Racial Injustices and Global Justifications | Sojourners

Racial Injustices and Global Justifications

In every region where black people exist — after the so-called “black diaspora” — reign over this group has been deeded a kind of “manifest destiny.” Of course, the destiny imposed to the black population is one of social, political, and cultural exclusion.

If we walk through Latin America and Caribe, and of course Africa and Europe, wherever black people are present, we see how much they are below the possibilities of ascension, trapped in the lowest classes of social scale. Some nations where there are black people in the population, even if in incipient number in some of them, are Peru, Ecuador, Venezuela, Colombia, Mexico, Haiti, Dominican Republic, Cuba, and Brazil. In all the nations cited, blacks are inserted in the lowest social strata. Therefore, we must ask an important question: Why in Latin America and Caribe black people are always in disadvantage?

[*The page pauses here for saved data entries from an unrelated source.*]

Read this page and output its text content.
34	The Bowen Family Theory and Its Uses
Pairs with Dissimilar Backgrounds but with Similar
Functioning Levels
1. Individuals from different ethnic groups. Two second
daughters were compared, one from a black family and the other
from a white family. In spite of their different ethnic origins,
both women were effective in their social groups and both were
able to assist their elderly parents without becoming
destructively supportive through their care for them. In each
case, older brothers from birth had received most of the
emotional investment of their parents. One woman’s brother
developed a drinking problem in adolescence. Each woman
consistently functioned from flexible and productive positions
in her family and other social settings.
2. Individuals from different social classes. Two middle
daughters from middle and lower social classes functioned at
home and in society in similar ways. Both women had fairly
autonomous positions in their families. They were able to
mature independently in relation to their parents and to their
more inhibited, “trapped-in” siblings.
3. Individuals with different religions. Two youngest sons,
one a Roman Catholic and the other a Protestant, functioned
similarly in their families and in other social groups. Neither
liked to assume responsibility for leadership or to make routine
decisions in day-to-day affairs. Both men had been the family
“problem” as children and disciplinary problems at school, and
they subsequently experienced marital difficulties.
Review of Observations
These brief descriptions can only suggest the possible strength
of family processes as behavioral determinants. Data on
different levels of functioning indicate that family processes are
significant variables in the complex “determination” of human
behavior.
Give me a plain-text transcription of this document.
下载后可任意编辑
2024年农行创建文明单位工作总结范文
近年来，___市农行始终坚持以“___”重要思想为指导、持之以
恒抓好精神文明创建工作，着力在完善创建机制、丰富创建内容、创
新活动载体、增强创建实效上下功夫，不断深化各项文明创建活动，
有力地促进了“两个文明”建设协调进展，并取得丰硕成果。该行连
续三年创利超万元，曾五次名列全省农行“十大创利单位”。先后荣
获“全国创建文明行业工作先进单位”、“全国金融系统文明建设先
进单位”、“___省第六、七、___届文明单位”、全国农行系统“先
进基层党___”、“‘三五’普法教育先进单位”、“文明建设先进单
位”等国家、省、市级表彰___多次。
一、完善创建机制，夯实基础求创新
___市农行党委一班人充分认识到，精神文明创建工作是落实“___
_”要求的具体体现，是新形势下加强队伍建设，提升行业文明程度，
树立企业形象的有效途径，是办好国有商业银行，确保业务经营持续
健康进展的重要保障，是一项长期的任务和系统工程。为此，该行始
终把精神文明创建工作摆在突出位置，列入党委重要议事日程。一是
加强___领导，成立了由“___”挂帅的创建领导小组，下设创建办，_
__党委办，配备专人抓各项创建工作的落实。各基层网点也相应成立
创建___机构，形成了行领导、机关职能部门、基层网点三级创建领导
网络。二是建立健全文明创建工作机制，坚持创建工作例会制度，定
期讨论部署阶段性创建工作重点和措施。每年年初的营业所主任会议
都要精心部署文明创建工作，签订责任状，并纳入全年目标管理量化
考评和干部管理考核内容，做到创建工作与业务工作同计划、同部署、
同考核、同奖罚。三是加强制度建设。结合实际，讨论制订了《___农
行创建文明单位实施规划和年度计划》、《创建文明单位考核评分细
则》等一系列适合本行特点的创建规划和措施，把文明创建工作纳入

To answer this question we must return to history. The process of black slavery showed up as a way to sustain economic necessities of the nations with power. After the failure of the use of white labor, the hunger for wealth and power drove them to look for the cheapest manpower. This manpower, fit for the hardest tasks was found: the black African. Several justifications to keep blacks undervalued, even considered as objects, came from this economic perspective. They needed to create ideological apparatuses to sustain colonial foundation. The colonies should be profitable, and they would not have been so if their products had not been cultivated by cheap manpower with low costs to the conqueror nations. Social Darwinism, which established blacks as an inferior race, fed the logic of those who struggled to maintain the system intact. The idea of Europe as the center of the world prevailed, giving “conquerors-oppressors” the prerogative to deprive the Latin and Caribbean colonies that, like Africa, were considered inferior and underdeveloped. By concealment of the others the nations enriched.

This oppressor logic was absorbed by religious groups too, mainly by Christians that, grounded by the understanding that work was for God`s glory. However, they needed to forge racist theological thoughts and interpretations from the Bible in order to confirm this perspective of profit. Several texts were used to sustain the idea of black inferiority and to support slavery in the world. Texts like Genesis 4:1-16 and Genesis 9:18-29 were used by many Protestants around the world in racist ways to justify wealth acquired trough injustice, violence, cowardice, and deprivation of black people seen as objects that could be destroyed or used in any manner for the oppressor’s satisfaction. These racist interpretations became for many the most trusted belief. Many priests that became missionaries spread around the world believed that these and others texts were the basis of maintenance of blacks misery and inferiority and whites supremacy.

Obviously, postures like those prevented black people that take part in Christian churches around the world to become aware of their own identity. Even Pentecostal leaders cultivated racist and excluding prerogatives, although Pentecostalism has its origins associated to black presence.

However, one can see changes in many Christians’ and non-Christians’ consciences regarding what happens to black people. Although emotional, social, and cultural advantages are still experienced by whites around the world, the hope is that discrimination will be faced as a sin and that racism will become so shameful it will hurt anyone who commits it and that societies will consider as universal law the reproof of such affront — that justice will run as a river and that blacks will become reconciled with themselves and with others (Amos 5:24), because injustice hurts the Creator.